Элли ощущала, как кровь пульсирует в ее жилах. Мокрые волосы прилипли к голове. Руки и ноги начали побаливать, но она продолжала молотить кожаный мешок.
Мысли Джулии блуждали в разных направлениях, в результате чего на бумаге продолжали появляться помарки, но слова лились свободнее. Ее эмоции истекали из нее, как паста из ручки, как пот из пор Элли.
И тут на лист блокнота упала слеза, на букву «ч» в слове «чувства», превратив ее в бесформенное пятно. Душевные силы изменили ей. Нужно было заканчивать.
И поэтому я решила покончить с собой.
Элли продолжала бить мешок ногами. Никакого взлома. Никаких необъяснимых отпечатков пальцев. Похоже на то, что разрезы на запястьях сделаны самой жертвой. Теплая вода и алкоголь — 0,16 промилле — способствовали истечению крови. На затылке присутствует шишка, но, по мнению Джинджера, она образовалась в результате падения девушки в ванне после того, как она перерезала себе запястье.

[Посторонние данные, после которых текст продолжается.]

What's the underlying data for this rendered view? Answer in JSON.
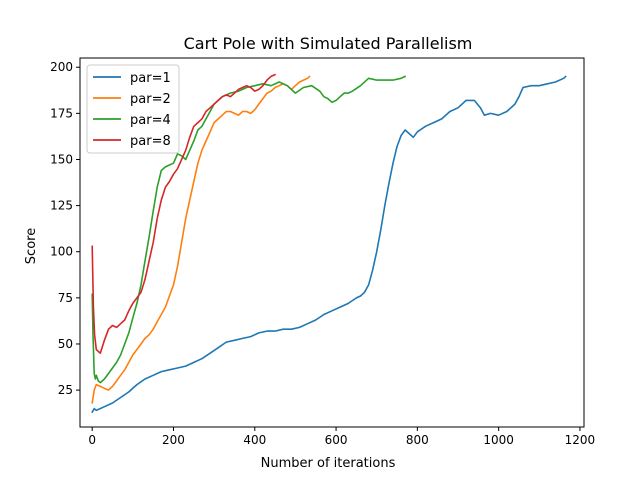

И тут до слуха Элли начали доноситься звуки голосов, слышанные ею в течение дня.
Кэтрин Уитмайр, умоляюще: «Сделайте что-нибудь. Это моя дочь».
Санитар: «Нам здесь делать нечего».
Макс, желающий сказать нечто большее, но ограничивающийся вопросом: «У тебя все в порядке?»
Роган, говорящий, что они все провалили: «Тебе уже пора трезво взглянуть на это дело».
Даже Джесс спрашивал ее, все ли у нее в порядке.